Twitter Public Health Sentiment

Basic Overview

Status: Completed

Timeline: 1 Month April 2022

Technology: R

Note: Source code for the twitter data mining is not provided out of an abundance of caution for my own developer account, but I am happy to talk through my process. I used Twitter's API accessed via the rtweet package; nothing particularly complicated nor technically worth bragging about.

Download Source Code

Why Twitter for Public Health?

80%+ of Americans Get News Primarily Online

A large majority of Americans get news at least sometimes from digital devices, according to a Pew Research Center survey conducted Aug. 31-Sept. 7, 2020.

Social media has a disproportionate effect on the disbursal of false information

The Center for Countering Digital Hate, a nonprofit whose work focuses on misinformation and hate disseminated online, conducted the study to examine the origins of anti-vaccine sentiment that has gained momentum on social networking platforms during the coronavirus pandemic.
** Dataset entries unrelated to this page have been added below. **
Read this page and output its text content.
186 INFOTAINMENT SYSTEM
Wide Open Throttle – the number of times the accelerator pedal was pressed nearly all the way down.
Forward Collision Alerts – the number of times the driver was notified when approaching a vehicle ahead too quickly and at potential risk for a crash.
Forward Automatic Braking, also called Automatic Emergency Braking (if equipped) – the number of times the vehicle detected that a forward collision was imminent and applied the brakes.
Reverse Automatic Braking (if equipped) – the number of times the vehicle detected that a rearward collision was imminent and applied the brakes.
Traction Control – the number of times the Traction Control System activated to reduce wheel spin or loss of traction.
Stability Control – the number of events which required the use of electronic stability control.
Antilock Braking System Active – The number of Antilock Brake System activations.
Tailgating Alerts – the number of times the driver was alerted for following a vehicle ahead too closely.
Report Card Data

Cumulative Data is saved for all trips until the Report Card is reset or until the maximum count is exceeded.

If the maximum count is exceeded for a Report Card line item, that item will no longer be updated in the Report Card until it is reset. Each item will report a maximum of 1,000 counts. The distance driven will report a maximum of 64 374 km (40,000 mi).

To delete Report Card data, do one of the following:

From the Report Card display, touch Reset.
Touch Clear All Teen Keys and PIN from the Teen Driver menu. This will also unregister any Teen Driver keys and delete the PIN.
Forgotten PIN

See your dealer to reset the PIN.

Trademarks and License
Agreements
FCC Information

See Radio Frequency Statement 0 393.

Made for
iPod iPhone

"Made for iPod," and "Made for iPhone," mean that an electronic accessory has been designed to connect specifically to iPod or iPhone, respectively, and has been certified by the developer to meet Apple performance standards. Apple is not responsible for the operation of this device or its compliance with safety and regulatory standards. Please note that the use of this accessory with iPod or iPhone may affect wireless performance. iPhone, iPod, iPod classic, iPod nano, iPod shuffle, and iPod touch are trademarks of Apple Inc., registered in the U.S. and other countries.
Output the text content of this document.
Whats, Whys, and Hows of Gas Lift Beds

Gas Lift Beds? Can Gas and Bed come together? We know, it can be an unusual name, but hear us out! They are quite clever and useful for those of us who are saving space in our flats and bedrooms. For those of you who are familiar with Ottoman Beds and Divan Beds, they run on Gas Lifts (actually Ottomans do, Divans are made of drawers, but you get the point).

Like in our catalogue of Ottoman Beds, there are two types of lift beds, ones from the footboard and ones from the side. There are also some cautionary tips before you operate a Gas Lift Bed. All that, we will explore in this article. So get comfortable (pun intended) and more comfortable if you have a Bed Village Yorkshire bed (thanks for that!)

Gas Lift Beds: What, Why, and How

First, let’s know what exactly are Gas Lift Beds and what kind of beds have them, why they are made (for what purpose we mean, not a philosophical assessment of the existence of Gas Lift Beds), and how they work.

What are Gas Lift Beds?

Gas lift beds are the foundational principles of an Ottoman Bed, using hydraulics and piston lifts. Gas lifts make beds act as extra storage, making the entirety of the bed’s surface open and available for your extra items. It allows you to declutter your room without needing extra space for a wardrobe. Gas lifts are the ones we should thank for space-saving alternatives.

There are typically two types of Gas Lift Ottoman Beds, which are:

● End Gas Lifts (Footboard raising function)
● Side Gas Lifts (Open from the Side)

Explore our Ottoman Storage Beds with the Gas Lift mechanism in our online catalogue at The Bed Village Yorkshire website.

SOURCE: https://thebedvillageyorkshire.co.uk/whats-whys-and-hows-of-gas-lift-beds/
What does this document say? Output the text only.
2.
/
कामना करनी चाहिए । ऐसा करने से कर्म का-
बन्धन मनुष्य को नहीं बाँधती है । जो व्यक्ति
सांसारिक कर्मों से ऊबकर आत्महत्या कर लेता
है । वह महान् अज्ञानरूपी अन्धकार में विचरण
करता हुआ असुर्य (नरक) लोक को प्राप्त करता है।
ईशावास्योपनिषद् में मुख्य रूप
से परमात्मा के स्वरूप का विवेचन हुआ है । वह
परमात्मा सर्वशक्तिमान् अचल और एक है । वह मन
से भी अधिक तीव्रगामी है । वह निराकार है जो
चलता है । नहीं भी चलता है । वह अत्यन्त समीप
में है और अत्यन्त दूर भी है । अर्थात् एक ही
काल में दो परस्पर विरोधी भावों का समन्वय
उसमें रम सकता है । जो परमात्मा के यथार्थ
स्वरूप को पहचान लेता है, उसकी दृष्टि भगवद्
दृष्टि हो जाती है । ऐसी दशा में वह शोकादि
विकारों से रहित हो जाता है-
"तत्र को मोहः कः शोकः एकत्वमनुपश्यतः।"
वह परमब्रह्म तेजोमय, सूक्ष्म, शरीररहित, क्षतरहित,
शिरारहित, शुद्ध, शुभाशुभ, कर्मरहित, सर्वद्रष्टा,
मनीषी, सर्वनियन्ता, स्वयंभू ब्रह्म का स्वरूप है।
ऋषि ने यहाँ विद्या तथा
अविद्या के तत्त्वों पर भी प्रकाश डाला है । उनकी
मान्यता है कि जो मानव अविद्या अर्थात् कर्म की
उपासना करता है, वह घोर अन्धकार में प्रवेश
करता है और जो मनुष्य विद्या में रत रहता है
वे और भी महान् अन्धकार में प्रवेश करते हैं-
Results pinpointed a group of 12 individuals, collectively referred to as "the disinformation dozen" in the CCDH's conclusory report, who are at the forefront of false information campaigns targeting COVID-19 vaccines on Facebook, Instagram and Twitter.

Method

Identify a variety of news organizations representing various viewpoints in American politics
Find “high influence” followers of these news organizations on twitter (top 50 number of follower users per org)
Draw 1000 tweets from these followers' timelines
Isolate tweets with public health terms
Perform sentiment analysis on these public health related tweets
Test for any differences in results by news org they follow using one-way ANOVA and grouping

Summary of Results

News Org	Number of Tweets	Average Sentiment	Median Sentiment
ABC News	1258	-0.11	0
BBC News (World)	1224	-0.02	0
Bloomberg	582	-0.17	0
CBS News	1953	-0.2	0
CDC	2660	-0.01	0
CNBC	1234	0.15	0
CNN	423	0.13	0
Forbes	1460	0.05	0
Fox News	1094	-0.22	0
NBC News	733	0.22	1
Reuters	1835	0.07	0
The Associated Press	2566	-0.12	0
The Economist	1315	0.11	0
The Guardian	2077	-0.06	0
The New York Times	1255	-0.03	0
The Wall Street Journal	923	0.16	0
The Washington Post	1075	-0.08	0
TIME	415	-0.05	0
World Health Organization (WHO)	1450	0.11	0

Tukey Summary Groups

The above reults may be hard to interpret and lack confidence intervals, so to determine significant difference I performed a one way ANOVA between each news org results with Tukey's honest significant difference wit ha 95% confidence interval. Each news org was the nassigned to one of several possible groups, represented by a letter; if a news org shares a letter with another news org, then there is nothing in the data to suggest a significant difference between the groups. However, if the news orgs share no letters, then there is evidence that the difference in sentiment is significant.

News Org	Groups
ABC News	abce
BBC News (World)	abcdef
Bloomberg	abce
CBS News	a
CDC	bcdef
CNBC	df
CNN	abcdef
Forbes	bdef
Fox News	ac
NBC News	d
Reuters	bdef
The Associated Press	ace
The Economist	bdf
The Guardian	abcef
The New York Times	abcdef
The Wall Street Journal	bdf
The Washington Post	abcdef
TIME	abcdef
World Health Organization (WHO)	bdf

Conclusions

There are some significant difference between groups in my findings that suggest which news sources a person turns to may affect their perception of various public health efforts.

However, this represents a tiny cross section of data, only ~38,000 tweets that were determined to be relevant from a pool of ~750,000. With a longer term project and a larger pool of data, there may be more clarity and confidence in the results. The Twitter API time limit severely limited my ability to mine for a significant number of tweets quickly.

May also need to work on a paired down list of public health terms, and do more data exploration for relevance (especially outliers!)